A U.N. General Assembly committee on Tuesday condemned Syria and Iran for widespread human rights abuses, but both Damascus and Tehran dismissed the separate votes as politically motivated.
The draft resolution on Syria, which was co-sponsored by Qatar, Saudi Arabia, the United States, Britain, France and other Arab and Western states, received 132 votes in favor – 10 more than a similar resolution last year received – along with 12 against and 35 abstentions.
The resolution on Iran, which was drafted by Canada and co-sponsored by other Western countries, received 83 votes in favor, 31 against and 68 abstentions.
The increased number of yes votes for both resolutions shows waning support for Tehran and Damascus in New York, envoys said.
Both resolutions were passed by the 193-nation assembly’s Third Committee, which focuses on human rights, and will be put to formal votes next month at plenary sessions of the General Assembly. They are both expected to pass with similar margins.
Syrian U.N. Ambassador Bashar Ja’afari dismissed the resolution against his country as an attempt by “Western states to interfere, and we condemn this.”
He also accused Qatar, which has supported the rebels seeking to toppled Syrian President Bashar al-Assad in the 20-month-old insurgency, of aiding and abetting Israel against the Palestinians.
Ja’afari repeated Syria’s oft-stated accusation that Saudi Arabia, Qatar, Libya and Turkey have been arming and financially supporting the rebels, an allegation all have denied.
Western diplomats in New York, however, say privately that the Saudis and Qataris are almost certainly aiding the rebels, and possibly other countries as well.
Iranian Ambassador Mohammad Khazaee dismissed the resolution against Tehran as based on unconfirmed allegations and an attempt to meddle in the internal affairs of Iran.
The Syria resolution said the U.N. assembly “strongly condemns the continued widespread and systematic gross violations of human rights and fundamental freedoms by the Syrian authorities and the Government-controlled ‘shabiha’ militia.”
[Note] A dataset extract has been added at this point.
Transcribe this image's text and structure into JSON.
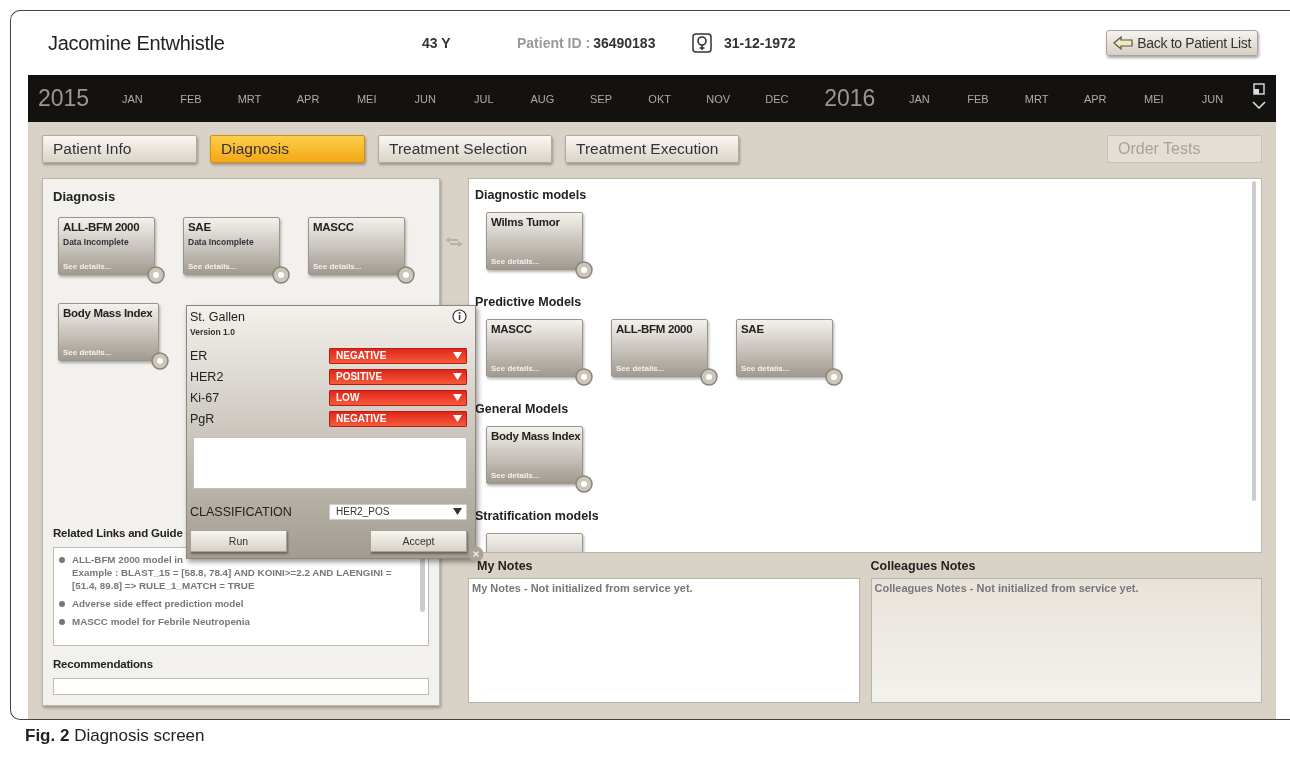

It blamed the Syrian government and allied forces for “the use of heavy weapons, aerial bombardments and force against civilians, massacres, arbitrary executions, extrajudicial killings, the killing and persecution of protesters, human rights defenders and journalists, (and) arbitrary detention.”
’Crimes against humanity’
It also condemned “any human rights abuses by armed opposition groups,” though the principal target of condemnation was clearly the government, not the rebels.
The resolution recalled U.N. human rights chief Navi Pillay’s repeated suggestion that “crimes against humanity are likely to have been committed” in Syria. It called for “accountability” for those guilty of human rights abuses.
The resolution on Iran voiced “deep concern at serious ongoing and recurring human rights violations in the Islamic Republic of Iran relating to, inter alia, torture and cruel, inhuman or degrading treatment or punishment, including flogging and amputations.”
It also criticized the “continuing alarming high frequency of the carrying-out of the death penalty (in Iran) in the absence of internationally recognized safeguards, including an increase in the number of public executions.”
The resolution also condemned the “increased persecution and human rights violations against persons belonging to unrecognized religious minorities, particularly members of the Baha’i faith and their defenders.”
The U.N. special rapporteur for Iran said last month that members of the Baha’i community were the most persecuted Iranian religious minority.
Such resolutions on Iran, North Korea and Myanmar – and, since last year, Syria – have become an annual ritual.
The resolution on Iran received more yes votes than a year ago, when a similar text was approved with 80 in favor, 44 against and 57 abstentions.
Last year’s Syria resolution received 122 votes in favor, 13 against and 41 abstentions.
Earlier on Tuesday the committee adopted a resolution that condemned human rights abuses in North Korea.